Frances De Grasse Black (November 21, 1856 - August 28, 1930) was a singer and pianist.

==Early life==
Frances "Fannie" De Grasse was born in Canada, on November 21, 1856.

She moved with her parents to the United States and made her home in Milwaukee, Wisconsin, where she was educated in the high and normal schools, graduating in 1874. At ten years of age she began the study of piano and sight singing, continuing until her sixteenth year, when she became a pupil of Prof. William Mickler, formerly director in court to the Duke of Hesse, Germany, studying with him for four years.

==Career==
Fannie De Grasse sang in public when she was only six years old, and made her debut in classic music at the age of eighteen, under the direction of Professor Mickler, in the concerts of the Milwaukee German Musical Society.

Later on De Grasse took up the study of the pipe organ and in 1892 became an organist of the Presbyterian church, El Dorado.

She became an instructor at the Western Conservatory of Music, of Kansas City and Chicago, in El Dorado.
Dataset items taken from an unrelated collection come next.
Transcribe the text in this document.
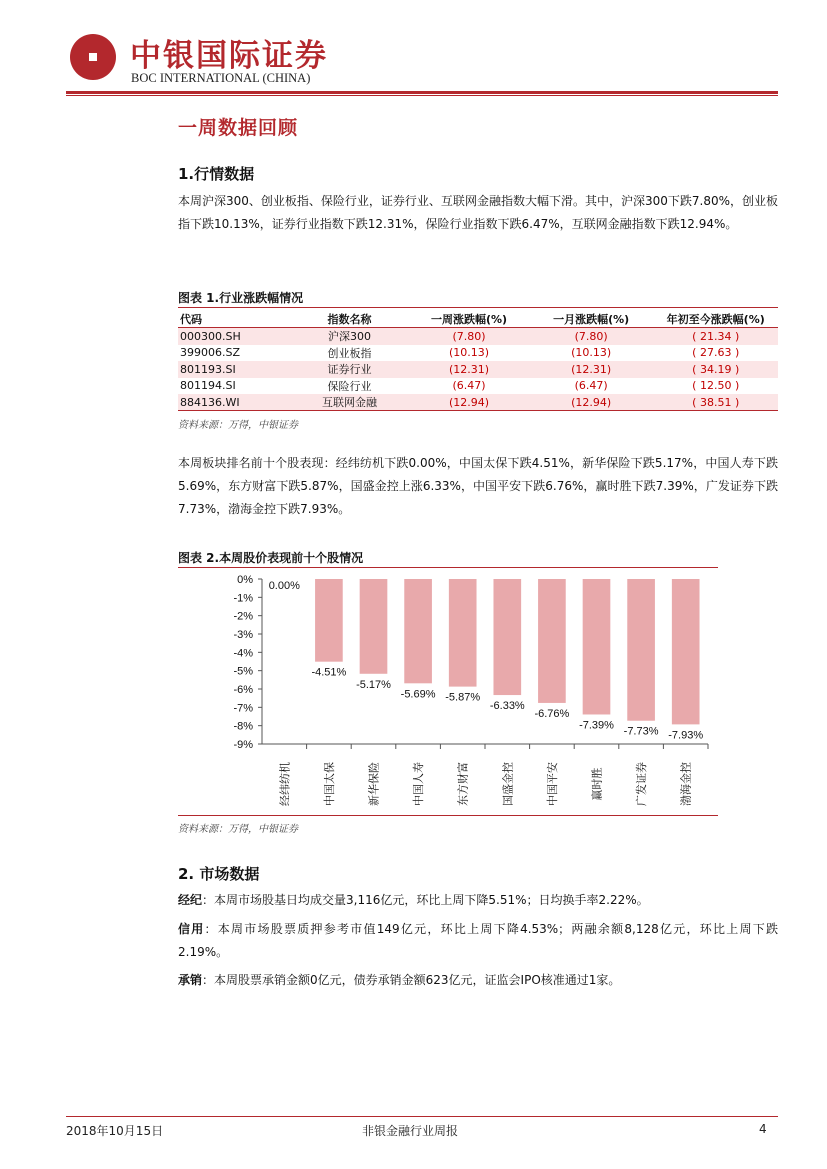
中银国际证券
BOC INTERNATIONAL (CHINA)
一周数据回顾
1.行情数据
本周沪深300、创业板指、保险行业，证券行业、互联网金融指数大幅下滑。其中，沪深300下跌7.80%，创业板指下跌10.13%，证券行业指数下跌12.31%，保险行业指数下跌6.47%，互联网金融指数下跌12.94%。
图表 1.行业涨跌幅情况
代码	指数名称	一周涨跌幅(%)	一月涨跌幅(%)	年初至今涨跌幅(%)
000300.SH	沪深300	(7.80)	(7.80)	( 21.34 )
399006.SZ	创业板指	(10.13)	(10.13)	( 27.63 )
801193.SI	证券行业	(12.31)	(12.31)	( 34.19 )
801194.SI	保险行业	(6.47)	(6.47)	( 12.50 )
884136.WI	互联网金融	(12.94)	(12.94)	( 38.51 )
资料来源：万得，中银证券
本周板块排名前十个股表现：经纬纺机下跌0.00%，中国太保下跌4.51%，新华保险下跌5.17%，中国人寿下跌5.69%，东方财富下跌5.87%，国盛金控上涨6.33%，中国平安下跌6.76%，赢时胜下跌7.39%，广发证券下跌7.73%，渤海金控下跌7.93%。
图表 2.本周股价表现前十个股情况
0%
-1%
-2%
-3%
-4%
-5%
-6%
-7%
-8%
-9%
0.00%
经纬纺机
-4.51%
中国太保
-5.17%
新华保险
-5.69%
中国人寿
-5.87%
东方财富
-6.33%
国盛金控
-6.76%
中国平安
-7.39%
赢时胜
-7.73%
广发证券
-7.93%
渤海金控
资料来源：万得，中银证券
2. 市场数据
经纪：本周市场股基日均成交量3,116亿元，环比上周下降5.51%；日均换手率2.22%。
信用：本周市场股票质押参考市值149亿元，环比上周下降4.53%；两融余额8,128亿元，环比上周下跌2.19%。
承销：本周股票承销金额0亿元，债券承销金额623亿元，证监会IPO核准通过1家。
2018年10月15日	非银金融行业周报	4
She sang equally well in English, German and Italian.

==Personal life==
Fannie De Grasse moved from Milwaukee to Winfield, Kansas, at the home of some relatives, for health reasons. In 1872 De Grasse went to El Dorado, Kansas, to conduct a "musical convention" and met Judge Samuel Edward Black.

In 1881 Fannie De Grasse married Samuel Edward Black (died September 27, 1916) and her El Dorado home was a center of music and refinement. They had one daughter, Grace Louise, who later married Burns Hegler, editor and manager of The Walnut Valley Times.

She died on August 28, 1930, in her old home in El Dorado, and is buried with her husband at Belle Vista Cemetery, El Dorado.